Jos Zamzow was blasting southward on a train in Taiwan in December last year, looking out the windows at colorful structures atop apartments and houses passing by in a blur. The train was traveling too fast to make out exactly what they were: Bird coops, it turns out.
“When I got off, the first thing I did was ask what kind. Somebody told me pigeon racing in Taiwan was big business,” Zamzow said.
Zamzow was in Taiwan working to expand existing sales of pet and commercial pork feed made by his family’s southwestern Idaho company, Dynamite Marketing. However, he quickly realized there was a market for something different: High-performance racing pigeon feed, to create a super bird capable of flying faster than 1.5km a minute, sometimes for more than 300km.
Now Zamzow is betting that Dynamite can transform Idaho-grown safflower and corn — and a top-secret, blood-boosting brew of mushroom powder and yeast cell wall extract it makes in its 102-year-old feed mill — into an export business worth up to US$15 million a year.

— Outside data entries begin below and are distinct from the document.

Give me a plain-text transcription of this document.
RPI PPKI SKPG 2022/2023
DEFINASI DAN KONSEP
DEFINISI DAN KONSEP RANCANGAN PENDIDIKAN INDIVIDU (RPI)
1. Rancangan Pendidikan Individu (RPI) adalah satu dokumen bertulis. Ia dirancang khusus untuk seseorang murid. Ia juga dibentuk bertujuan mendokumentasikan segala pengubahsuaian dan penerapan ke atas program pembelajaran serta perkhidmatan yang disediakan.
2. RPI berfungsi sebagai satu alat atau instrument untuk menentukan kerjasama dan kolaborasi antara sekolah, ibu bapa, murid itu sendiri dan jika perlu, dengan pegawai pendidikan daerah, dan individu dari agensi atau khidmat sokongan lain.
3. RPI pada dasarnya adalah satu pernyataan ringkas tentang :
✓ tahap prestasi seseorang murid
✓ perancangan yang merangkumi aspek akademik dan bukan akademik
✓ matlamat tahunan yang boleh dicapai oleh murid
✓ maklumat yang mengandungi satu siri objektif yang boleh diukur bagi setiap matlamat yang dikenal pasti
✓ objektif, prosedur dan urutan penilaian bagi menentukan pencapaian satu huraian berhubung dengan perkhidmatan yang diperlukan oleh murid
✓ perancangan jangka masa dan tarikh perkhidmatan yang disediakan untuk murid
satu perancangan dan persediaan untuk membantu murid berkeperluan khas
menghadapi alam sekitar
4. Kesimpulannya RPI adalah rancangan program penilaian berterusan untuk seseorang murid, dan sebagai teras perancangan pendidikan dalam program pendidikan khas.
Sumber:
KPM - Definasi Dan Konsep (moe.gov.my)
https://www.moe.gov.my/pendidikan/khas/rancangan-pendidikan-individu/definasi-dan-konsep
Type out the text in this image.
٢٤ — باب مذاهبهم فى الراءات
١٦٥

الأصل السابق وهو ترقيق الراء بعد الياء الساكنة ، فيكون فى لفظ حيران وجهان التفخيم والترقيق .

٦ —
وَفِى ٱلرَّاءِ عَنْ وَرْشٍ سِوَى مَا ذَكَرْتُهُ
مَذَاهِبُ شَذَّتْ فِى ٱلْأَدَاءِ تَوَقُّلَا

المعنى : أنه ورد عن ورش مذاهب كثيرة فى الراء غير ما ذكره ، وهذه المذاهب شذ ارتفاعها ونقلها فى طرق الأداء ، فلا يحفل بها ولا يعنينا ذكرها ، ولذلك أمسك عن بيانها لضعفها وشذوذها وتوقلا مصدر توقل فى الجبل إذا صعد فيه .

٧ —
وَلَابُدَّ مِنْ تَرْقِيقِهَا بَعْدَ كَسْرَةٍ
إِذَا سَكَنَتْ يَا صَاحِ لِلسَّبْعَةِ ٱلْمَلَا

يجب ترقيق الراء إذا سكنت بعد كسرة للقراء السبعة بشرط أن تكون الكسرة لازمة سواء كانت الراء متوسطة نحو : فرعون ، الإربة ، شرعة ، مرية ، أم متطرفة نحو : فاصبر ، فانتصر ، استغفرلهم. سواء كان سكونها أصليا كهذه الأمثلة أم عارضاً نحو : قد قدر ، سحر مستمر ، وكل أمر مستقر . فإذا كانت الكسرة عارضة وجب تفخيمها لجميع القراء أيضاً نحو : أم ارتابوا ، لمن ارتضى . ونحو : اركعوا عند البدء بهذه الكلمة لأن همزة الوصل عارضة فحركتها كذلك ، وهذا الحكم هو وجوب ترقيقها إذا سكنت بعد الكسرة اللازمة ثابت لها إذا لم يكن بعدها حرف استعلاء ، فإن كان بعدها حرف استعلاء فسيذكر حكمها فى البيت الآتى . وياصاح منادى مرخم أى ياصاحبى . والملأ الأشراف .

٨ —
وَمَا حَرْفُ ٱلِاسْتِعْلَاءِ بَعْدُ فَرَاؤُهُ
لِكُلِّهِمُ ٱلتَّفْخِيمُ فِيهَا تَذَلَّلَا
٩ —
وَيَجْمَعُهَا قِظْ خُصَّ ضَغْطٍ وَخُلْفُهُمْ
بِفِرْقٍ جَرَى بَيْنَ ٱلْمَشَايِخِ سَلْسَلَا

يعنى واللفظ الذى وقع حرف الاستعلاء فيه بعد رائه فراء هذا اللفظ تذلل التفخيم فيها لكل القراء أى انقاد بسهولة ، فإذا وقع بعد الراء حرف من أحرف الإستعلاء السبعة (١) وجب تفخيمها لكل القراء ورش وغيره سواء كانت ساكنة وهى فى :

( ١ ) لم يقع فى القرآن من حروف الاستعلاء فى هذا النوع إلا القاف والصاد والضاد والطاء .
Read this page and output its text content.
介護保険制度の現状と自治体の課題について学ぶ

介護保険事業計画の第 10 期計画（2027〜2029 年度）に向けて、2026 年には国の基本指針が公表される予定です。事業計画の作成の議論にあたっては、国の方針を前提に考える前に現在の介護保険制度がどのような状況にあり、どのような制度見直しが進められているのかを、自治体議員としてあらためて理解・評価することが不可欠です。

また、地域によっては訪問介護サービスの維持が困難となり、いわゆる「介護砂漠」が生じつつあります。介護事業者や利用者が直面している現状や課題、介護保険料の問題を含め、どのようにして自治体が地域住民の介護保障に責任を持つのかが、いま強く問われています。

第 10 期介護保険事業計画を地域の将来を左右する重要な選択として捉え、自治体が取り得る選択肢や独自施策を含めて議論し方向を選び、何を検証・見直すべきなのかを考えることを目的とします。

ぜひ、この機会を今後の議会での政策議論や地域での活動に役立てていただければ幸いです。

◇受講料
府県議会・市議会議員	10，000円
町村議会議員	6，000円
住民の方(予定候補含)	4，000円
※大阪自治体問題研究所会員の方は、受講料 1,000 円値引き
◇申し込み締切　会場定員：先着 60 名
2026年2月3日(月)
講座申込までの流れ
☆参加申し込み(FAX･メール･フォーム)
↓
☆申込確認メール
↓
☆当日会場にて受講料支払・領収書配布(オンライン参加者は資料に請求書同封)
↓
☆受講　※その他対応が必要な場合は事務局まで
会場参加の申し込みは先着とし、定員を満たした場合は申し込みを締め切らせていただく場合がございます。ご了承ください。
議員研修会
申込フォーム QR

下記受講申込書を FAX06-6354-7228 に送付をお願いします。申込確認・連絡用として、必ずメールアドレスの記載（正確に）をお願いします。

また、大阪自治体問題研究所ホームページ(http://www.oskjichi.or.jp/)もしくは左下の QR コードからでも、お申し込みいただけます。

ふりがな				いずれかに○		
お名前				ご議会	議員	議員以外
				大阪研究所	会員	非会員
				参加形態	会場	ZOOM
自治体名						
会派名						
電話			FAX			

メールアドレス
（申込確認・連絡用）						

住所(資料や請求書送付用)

In Taiwan, pigeon racing is a national pastime. There are racing clubs all over the country, and the sport is so lucrative — with race-winnings in the tens of thousands or more — that it is a top draw for illegal gamblers and crime rings that kidnap pigeons to demand steep ransoms. Bird-doping has even been alleged.
Already, Dynamite makes feed for competitors at New York’s annual Westminster dog show and the Kentucky Derby. The firm expects its test shipments of pigeon chow to head overseas later this summer, enough to feed 1,000 chicks slated to race in the coming season.
“After they start winning races, we expect there will be significant demand, and not just in Taiwan. Pigeon racing is popular all over Asia,” said Zamzow, who returned to Taiwan in April with Idaho Governor Clement Leroy “Butch” Otter to meet with pigeon fanciers.
Earlier this month, a Chinese businessman paid 310,000 euros (US$400,000) for a single bird at an auction in Belgium, the cradle of European pigeon breeding. In all, 530 birds were sold at the event, yielding a record US$5.6 million. Nine of the 10 top-grossing birds went to China or Taiwan.
Racing generally involves taking trained pigeons to a location before allowing them to fly to their respective homes. Older timing systems have given way to more sophisticated radio frequency identification tags and small GPS systems to track birds’ performance. In Taiwan, pigeons are often taken via boats to platforms far offshore and then released.
Just how big and how profitable Taiwan’s pigeon racing world is is not known, in part because gambling on the races is illegal. However, between breeders, racers, gamblers and others, the industry likely generates several hundred million dollars a year.
“There is no official record for this, because pigeon racing is in a gray area,” said Eddie Yen (顏銀德), Taiwan-based director of the Idaho Asia Trade Office and a key contact between Dynamite and the nation’s pigeon industry.
Once Zamzow’s test phase is done, the government must give its stamp of approval for commercial sales. Yen said that could take between three and six months, or longer if more testing is needed.
If Dynamite-fed birds turn out to be fast, they could become targets. In 1998, a Taiwanese gang armed with nets collected ransom of more than US$1.5 million after capturing birds mid-race, then using their numbered ankle rings to find and shake down desperate owners.
Last year, Taiwanese police made multiple arrests for a similar bird-napping scheme. Others have even used performance-enhancing chemicals on their birds. In 2001, Belgian police raided 80 homes of breeders and feed and medicine suppliers, confiscating suspicious products.
Zamzow will not disclose the blend of his pigeon pellets, but maintains the concoction is natural. His father, Jim Zamzow, the company’s founder and chief formulator, borrowed nutritional principles from his existing work with show dogs, champion 4-H livestock and thoroughbred racehorses, rushing to complete the test formula in time for racing in Taiwan this summer and fall.